The popular problem-solving methodology helped create e-commerce. Now design thinking is needed to transform it.

Does e-commerce have a genesis story? If it does, it probably goes something like this:

You woke up early on a weekend morning. You’re determined to go to the mall to do some shopping. Halfway to your destination, you encounter traffic that delays your journey by 15 minutes. After arriving at the mall, you spend 10 minutes mindlessly circling through the parking lot, which leads to finally finding a parking spot no less than one mile away from the entrance. You battle the crowds inside the mall and find your items, only to arrive home and realize they don’t fit properly or don’t look as good as they did in the store. Lather, rinse, repeat; you go back to the store to return everything you purchased.

This scenario is why e-commerce was able to disrupt the retail marketplace, changing the way nearly all retail companies do business. E-commerce provided an easy, time-saving alternative to the way we interact with the retail environment. Why go through the hassle of leaving your house and battling the crowds when you could achieve the same result with a few clicks of the mouse or browsing on an app on your phone?

But times have changed. Just as brick-and-mortar retail felt the sting of changing consumer expectations, now it’s e-commerce’s turn to slide under the microscope.

These days, we expect more than simply being able to buy what we need online. We want the e-commerce experience to be fast, seamless, enjoyable and personal.

Our new expectations mean that companies that use e-commerce need to re-engage with their consumer-base—and they need design thinking to get there.

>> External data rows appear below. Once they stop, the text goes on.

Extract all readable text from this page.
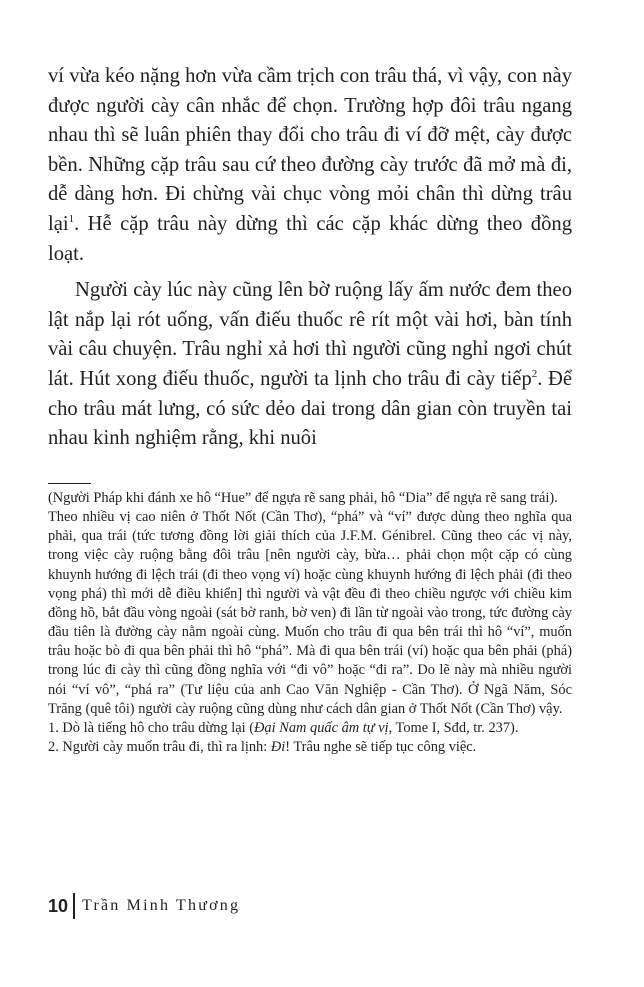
ví vừa kéo nặng hơn vừa cầm trịch con trâu thá, vì vậy, con này được người cày cân nhắc để chọn. Trường hợp đôi trâu ngang nhau thì sẽ luân phiên thay đổi cho trâu đi ví đỡ mệt, cày được bền. Những cặp trâu sau cứ theo đường cày trước đã mở mà đi, dễ dàng hơn. Đi chừng vài chục vòng mỏi chân thì dừng trâu lại$^1$. Hễ cặp trâu này dừng thì các cặp khác dừng theo đồng loạt.

Người cày lúc này cũng lên bờ ruộng lấy ấm nước đem theo lật nắp lại rót uống, vấn điếu thuốc rê rít một vài hơi, bàn tính vài câu chuyện. Trâu nghỉ xả hơi thì người cũng nghỉ ngơi chút lát. Hút xong điếu thuốc, người ta lịnh cho trâu đi cày tiếp$^2$. Để cho trâu mát lưng, có sức dẻo dai trong dân gian còn truyền tai nhau kinh nghiệm rằng, khi nuôi

(Người Pháp khi đánh xe hô “Hue” để ngựa rẽ sang phải, hô “Dia” để ngựa rẽ sang trái).

Theo nhiều vị cao niên ở Thốt Nốt (Cần Thơ), “phá” và “ví” được dùng theo nghĩa qua phải, qua trái (tức tương đồng lời giải thích của J.F.M. Génibrel. Cũng theo các vị này, trong việc cày ruộng bằng đôi trâu [nên người cày, bừa… phải chọn một cặp có cùng khuynh hướng đi lệch trái (đi theo vọng ví) hoặc cùng khuynh hướng đi lệch phải (đi theo vọng phá) thì mới dễ điều khiển] thì người và vật đều đi theo chiều ngược với chiều kim đồng hồ, bắt đầu vòng ngoài (sát bờ ranh, bờ ven) đi lần từ ngoài vào trong, tức đường cày đầu tiên là đường cày nằm ngoài cùng. Muốn cho trâu đi qua bên trái thì hô “ví”, muốn trâu hoặc bò đi qua bên phải thì hô “phá”. Mà đi qua bên trái (ví) hoặc qua bên phải (phá) trong lúc đi cày thì cũng đồng nghĩa với “đi vô” hoặc “đi ra”. Do lẽ này mà nhiều người nói “ví vô”, “phá ra” (Tư liệu của anh Cao Văn Nghiệp - Cần Thơ). Ở Ngã Năm, Sóc Trăng (quê tôi) người cày ruộng cũng dùng như cách dân gian ở Thốt Nốt (Cần Thơ) vậy.

1. Dò là tiếng hô cho trâu dừng lại (Đại Nam quấc âm tự vị, Tome I, Sđd, tr. 237).

2. Người cày muốn trâu đi, thì ra lịnh: Đi! Trâu nghe sẽ tiếp tục công việc.

10 Trần Minh Thương
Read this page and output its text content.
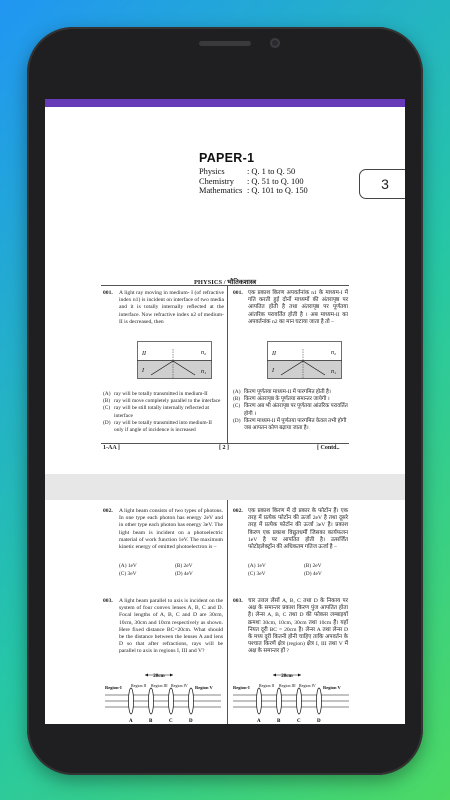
PAPER-1
Physics	: Q. 1 to Q. 50
Chemistry	: Q. 51 to Q. 100
Mathematics : Q. 101 to Q. 150	3
PHYSICS / भौतिकशास्त्र
001. A light ray moving in medium- I (of refractive index n1) is incident on interface of two media and it is totally internally reflected at the interface. Now refractive index n2 of medium-II is decreased, then
II
I
n₂
n₁
(A) ray will be totally transmitted in medium-II
(B) ray will move completely parallel to the interface
(C) ray will be still totally internally reflected at interface
(D) ray will be totally transmitted into medium-II only if angle of incidence is increased
001. एक प्रकाश किरण अपवर्तनांक n1 के माध्यम-I में गति करती हुई दोनों माध्यमों की अंतरापृष्ठ पर आपतित होती है तथा अंतरापृष्ठ पर पूर्णतया आंतरिक परावर्तित होती है । अब माध्यम-II का अपवर्तनांक n2 का मान घटाया जाता है तो –
II
I
n₂
n₁
(A) किरण पूर्णतया माध्यम-II में पारगमित होती है।
(B) किरण अंतरापृष्ठ के पूर्णतया समान्तर जायेगी ।
(C) किरण अब भी अंतरापृष्ठ पर पूर्णतया आंतरिक परावर्तित होगी ।
(D) किरण माध्यम-II में पूर्णतया पारगमित केवल तभी होगी जब आपतन कोण बढ़ाया जाता है।
1-AA ]	[ 2 ]	[ Contd..
002. A light beam consists of two types of photons. In one type each photon has energy 2eV and in other type each photon has energy 3eV. The light beam is incident on a photoelectric material of work function 1eV. The maximum kinetic energy of emitted photoelectron is –
(A) 1eV	(B) 2eV
(C) 3eV	(D) 4eV
002. एक प्रकाश किरण में दो प्रकार के फोटॉन हैं। एक तरह में प्रत्येक फोटॉन की ऊर्जा 2eV है तथा दूसरे तरह में प्रत्येक फोटॉन की ऊर्जा 3eV है। प्रकाश किरण एक प्रकाश विद्युतधर्मी जिसका कार्यफलन 1eV है पर आपतित होती है। उत्सर्जित फोटोइलेक्ट्रॉन की अधिकतम गतिज ऊर्जा है –
(A) 1eV	(B) 2eV
(C) 3eV	(D) 4eV
003. A light beam parallel to axis is incident on the system of four convex lenses A, B, C and D. Focal lengths of A, B, C and D are 30cm, 10cm, 30cm and 10cm respectively as shown. Here fixed distance BC=20cm. What should be the distance between the lenses A and lens D so that after refractions, rays will be parallel to axis in regions I, III and V?
003. चार उत्तल लेंसों A, B, C तथा D के निकाय पर अक्ष के समान्तर प्रकाश किरण पुंज आपतित होता है। लेन्स A, B, C तथा D की फोकस लम्बाइयाँ क्रमशः 30cm, 10cm, 30cm तथा 10cm हैं। यहाँ नियत दूरी BC = 20cm है। लेन्स A तथा लेन्स D के मध्य दूरी कितनी होनी चाहिए ताकि अपवर्तन के पश्चात किरणें क्षेत्र (region) क्षेत्र I, III तथा V में अक्ष के समान्तर हों ?
20cm
Region-I Region II Region III Region IV Region V
A	B	C	D
20cm
Region-I Region II Region III Region IV Region V
A	B	C	D
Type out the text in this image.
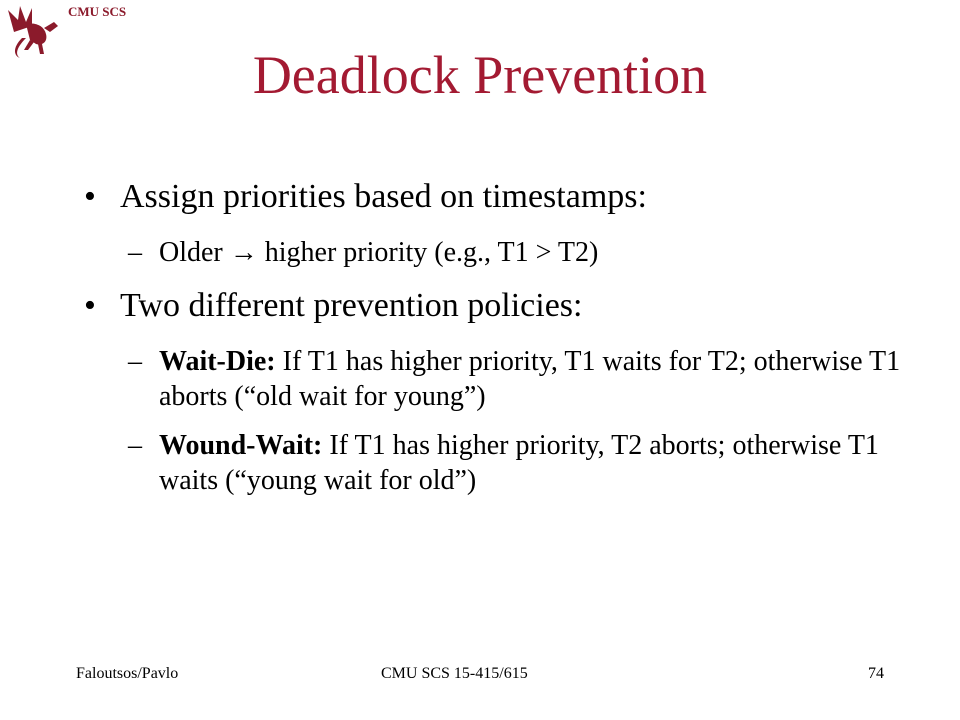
CMU SCS
Deadlock Prevention
• Assign priorities based on timestamps:
– Older → higher priority (e.g., T1 > T2)
• Two different prevention policies:
– Wait-Die: If T1 has higher priority, T1 waits for T2; otherwise T1 aborts (“old wait for young”)
– Wound-Wait: If T1 has higher priority, T2 aborts; otherwise T1 waits (“young wait for old”)
Faloutsos/Pavlo	CMU SCS 15-415/615	74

Convenience is key in e-commerce, and retail websites need to be top-notch. Design thinking is an excellent way to figure out how to optimize website presentation and navigation. According to The News Minute, customer-centric websites create better leads-to-conversation ratios and sales numbers. The website identifies three critical trends for e-commerce related to design thinking:

  1. Smart and personalized user experience (UX).

    Adopting a smart and personalized UX taps into human emotional needs, fostering a connection between the company and the consumer. Getting this right requires empathizing with your customers and really understanding what they’re looking for.

  2. Content-centric design and experience.

    Content-centric design builds consumer trust, making the brand more uniquely relevant to every shopper. Examples include chat features, login memory features, push notifications, in-built messaging and even adjusting website colors and font sizes according to customer age.

  3. Time-saving design elements.

    Time-saving design elements help the consumer stay on track and engaged. With our average online attention-span clocking in at under eight minutes, smart design-thinking approaches are crucial to keep us focused on the page.

Time-saving elements can range from context-specific features, which only show pictures or item descriptions when needed, to using easy and recognizable navigation patterns.